Une accessibilité discutée

"Les préconisations officiels du CEREMA indiquent que le choix des revêtements des voies vertes se fait au cas par cas, en fonction des usagers, de la biodiversité. Par exemple, le bitume va être choisi si la voie est proche d'une ville. Mais là, nous sommes dans le Perche, dans un paysage rural, en campagne, le sable compacté s'intégre mieux dans le paysage et l'écosystème", détaille Nora Liberalotto.

Quand AF3V évoque l'argument de l'imperméabilisation du sable compacté comme étant presque égal à celui d'un enrobé en bitume, les associations du Perche considèrent que cela induit une artificialisation durable des sols. 

Elles pointent aussi la chaleur  stockée puis restituée par le bitume : "Par temps de chaleur il peut y avoir 10 degrés de différence avec un sol en sable compacté. Cela affecte les racines des arbres ainsi que le reste des végétaux et la faune sauvage ainsi que  les usagers : les chevaux des cavaliers mais aussi les coureurs et randonneurs", déclare la présidente de l'association Bien vivre dans le Perche.

Lorsque le projet de bitumisation a été annoncé, la communauté des cavaliers s'était aussi insurgée, pointant le fait que ça rendrait leur pratique plus compliquée. Quand de son côté AF3V évoque l'inclusivité de ce revêtement, qui permet "au plus grand nombre de profiter de ces aménagements".

Ce n'est pas bon pour les chevaux, les coureurs.
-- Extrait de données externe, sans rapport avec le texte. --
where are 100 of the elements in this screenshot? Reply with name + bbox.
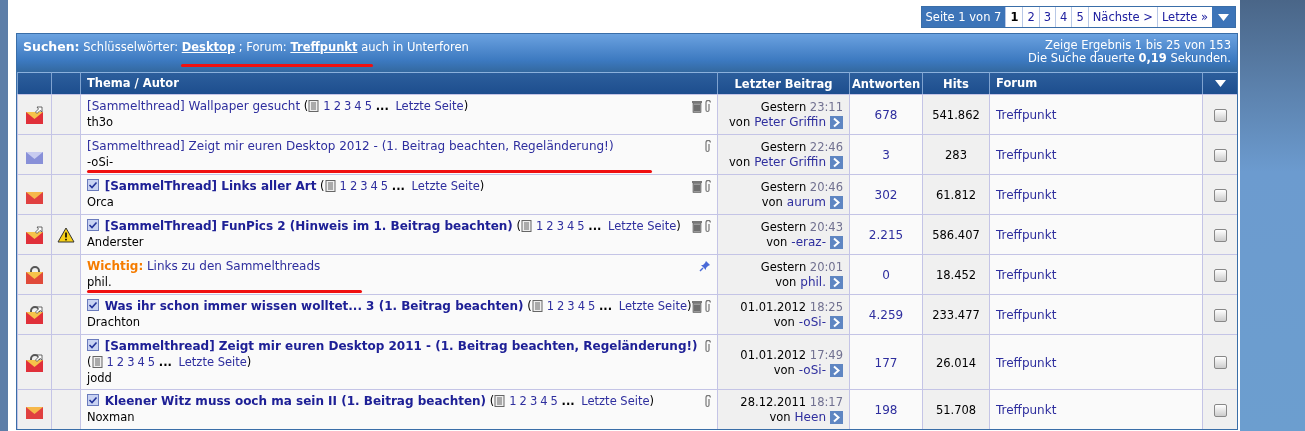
select-checkbox[interactable] bbox=[1213, 308, 1227, 322]
dropdown-button[interactable] bbox=[1212, 7, 1235, 27]
page-link[interactable]: 1 bbox=[323, 99, 331, 113]
column-header bbox=[17, 72, 51, 94]
reply-count-link[interactable]: 2.215 bbox=[868, 227, 904, 243]
page-link[interactable]: 1 bbox=[106, 355, 114, 369]
page-link[interactable]: 3 bbox=[529, 394, 538, 408]
select-checkbox[interactable] bbox=[1213, 148, 1227, 162]
page-link[interactable]: 4 bbox=[354, 99, 362, 113]
user-link[interactable]: aurum bbox=[786, 195, 826, 210]
forum-link[interactable]: Treffpunkt bbox=[996, 307, 1196, 323]
page-link[interactable]: 4 bbox=[567, 219, 575, 233]
forum-link[interactable]: Treffpunkt bbox=[996, 354, 1196, 371]
forum-link[interactable]: Treffpunkt bbox=[996, 267, 1196, 283]
forum-link[interactable]: Treffpunkt bbox=[996, 107, 1196, 123]
page-link[interactable]: 1 bbox=[536, 219, 544, 233]
page-link[interactable]: 5 bbox=[380, 179, 389, 193]
thread-title-link[interactable]: [Sammelthread] Zeigt mir euren Desktop 2011 - (1. Beitrag beachten, Regeländerung!) bbox=[104, 339, 698, 353]
user-link[interactable]: -oSi- bbox=[798, 315, 826, 330]
page-link[interactable]: 3 bbox=[360, 179, 368, 193]
thread-title-link[interactable]: [SammelThread] FunPics 2 (Hinweis im 1. Beitrag beachten) bbox=[104, 219, 513, 233]
page-link[interactable]: 3 bbox=[344, 99, 352, 113]
reply-count-link[interactable]: 678 bbox=[874, 107, 898, 123]
page-link[interactable]: 5 bbox=[588, 299, 596, 313]
page-link[interactable]: 2 bbox=[1022, 7, 1039, 27]
page-link[interactable]: 3 bbox=[127, 355, 135, 369]
forum-link[interactable]: Treffpunkt bbox=[996, 187, 1196, 203]
go-to-post-icon[interactable] bbox=[830, 156, 843, 169]
go-to-post-icon[interactable] bbox=[830, 196, 843, 209]
page-link[interactable]: 3 bbox=[567, 299, 575, 313]
page-link[interactable]: 5 bbox=[364, 99, 372, 113]
thread-title-link[interactable]: [Sammelthread] Wallpaper gesucht bbox=[87, 99, 301, 113]
go-to-post-icon[interactable] bbox=[830, 276, 843, 289]
select-checkbox[interactable] bbox=[1213, 356, 1227, 369]
sticky-label: Wichtig: bbox=[87, 259, 144, 273]
thread-title-link[interactable]: [SammelThread] Links aller Art bbox=[104, 179, 317, 193]
column-header[interactable]: Thema / Autor bbox=[80, 72, 717, 94]
column-header[interactable]: Hits bbox=[922, 72, 989, 94]
last-page-link[interactable]: Letzte Seite bbox=[581, 394, 650, 408]
page-link[interactable]: 2 bbox=[333, 99, 341, 113]
thread-title-link[interactable]: Kleener Witz muss ooch ma sein II (1. Beitrag beachten) bbox=[104, 394, 487, 408]
page-link[interactable]: 4 bbox=[540, 394, 548, 408]
select-checkbox[interactable] bbox=[1213, 108, 1227, 122]
page-link[interactable]: 3 bbox=[556, 219, 564, 233]
reply-count-link[interactable]: 302 bbox=[874, 187, 898, 203]
thread-title-link[interactable]: Links zu den Sammelthreads bbox=[146, 259, 321, 273]
user-link[interactable]: Peter Griffin bbox=[754, 115, 826, 130]
page-link[interactable]: 1 bbox=[509, 394, 517, 408]
page-link[interactable]: 2 bbox=[116, 355, 125, 369]
user-link[interactable]: -eraz- bbox=[791, 235, 826, 250]
page-link[interactable]: 2 bbox=[546, 219, 554, 233]
last-page-link[interactable]: Letzte Seite bbox=[618, 299, 687, 313]
go-to-post-icon[interactable] bbox=[830, 363, 843, 377]
user-link[interactable]: phil. bbox=[800, 275, 826, 290]
go-to-post-icon[interactable] bbox=[830, 411, 843, 424]
page-link[interactable]: 5 bbox=[147, 355, 156, 369]
last-page-link[interactable]: Letzte Seite bbox=[411, 179, 480, 193]
last-page-link[interactable]: Letzte Seite bbox=[608, 219, 677, 233]
page-link[interactable]: 5 bbox=[1071, 7, 1088, 27]
select-checkbox[interactable] bbox=[1213, 403, 1227, 417]
select-checkbox[interactable] bbox=[1213, 228, 1227, 242]
page-link[interactable]: 4 bbox=[137, 355, 145, 369]
page-link[interactable]: 4 bbox=[1055, 7, 1072, 27]
last-page-link[interactable]: Letzte Seite bbox=[395, 99, 464, 113]
user-link[interactable]: Heen bbox=[794, 410, 826, 425]
select-checkbox[interactable] bbox=[1213, 268, 1227, 282]
page-link[interactable]: 5 bbox=[577, 219, 585, 233]
go-to-post-icon[interactable] bbox=[830, 116, 843, 129]
page-link[interactable]: 2 bbox=[519, 394, 527, 408]
page-link[interactable]: 2 bbox=[557, 299, 565, 313]
reply-count-link[interactable]: 3 bbox=[882, 147, 890, 163]
page-link[interactable]: 5 bbox=[550, 394, 558, 408]
reply-count-link[interactable]: 177 bbox=[874, 354, 898, 371]
thread-title-link[interactable]: Was ihr schon immer wissen wolltet... 3 (1. Beitrag beachten) bbox=[104, 299, 524, 313]
forum-link[interactable]: Treffpunkt bbox=[996, 147, 1196, 163]
page-link[interactable]: 1 bbox=[1005, 7, 1023, 27]
column-header[interactable]: Forum bbox=[989, 72, 1202, 94]
column-header[interactable]: Antworten bbox=[849, 72, 922, 94]
select-checkbox[interactable] bbox=[1213, 188, 1227, 202]
user-link[interactable]: -oSi- bbox=[798, 362, 826, 378]
user-link[interactable]: Peter Griffin bbox=[754, 155, 826, 170]
forum-link[interactable]: Treffpunkt bbox=[996, 402, 1196, 418]
column-header[interactable]: Letzter Beitrag bbox=[717, 72, 849, 94]
thread-title-link[interactable]: [Sammelthread] Zeigt mir euren Desktop 2012 - (1. Beitrag beachten, Regeländerung!) bbox=[87, 139, 614, 153]
page-link[interactable]: 1 bbox=[546, 299, 554, 313]
go-to-post-icon[interactable] bbox=[830, 316, 843, 329]
page-link[interactable]: 4 bbox=[577, 299, 585, 313]
page-link[interactable]: 3 bbox=[1038, 7, 1056, 27]
reply-count-link[interactable]: 0 bbox=[882, 267, 890, 283]
go-to-post-icon[interactable] bbox=[830, 236, 843, 249]
column-header[interactable] bbox=[1202, 72, 1237, 94]
page-link[interactable]: 2 bbox=[349, 179, 358, 193]
reply-count-link[interactable]: 4.259 bbox=[868, 307, 904, 323]
page-link[interactable]: 4 bbox=[370, 179, 378, 193]
page-link[interactable]: 1 bbox=[339, 179, 347, 193]
forum-link[interactable]: Treffpunkt bbox=[996, 227, 1196, 243]
dropdown-icon[interactable] bbox=[1214, 80, 1226, 87]
reply-count-link[interactable]: 198 bbox=[874, 402, 898, 418]
last-page-link[interactable]: Letzte Seite bbox=[178, 355, 247, 369]
next-page-link[interactable]: Nächste > bbox=[1087, 7, 1157, 27]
Cela a un impact sur les articulations et les tendons.

Nora Liberalotto

Présidente de Bien vivre dans le Perche

En attendant les prochaines décisions de Justice, les travaux sur ce tronçon vont pouvoir reprendre, du fait de la décision du Conseil d'Etat.

La Véloscenie relie le Mont Saint-Michel à Paris, sur plus de 450 kilomètres et est inscrite au Schéma National des Véloroutes.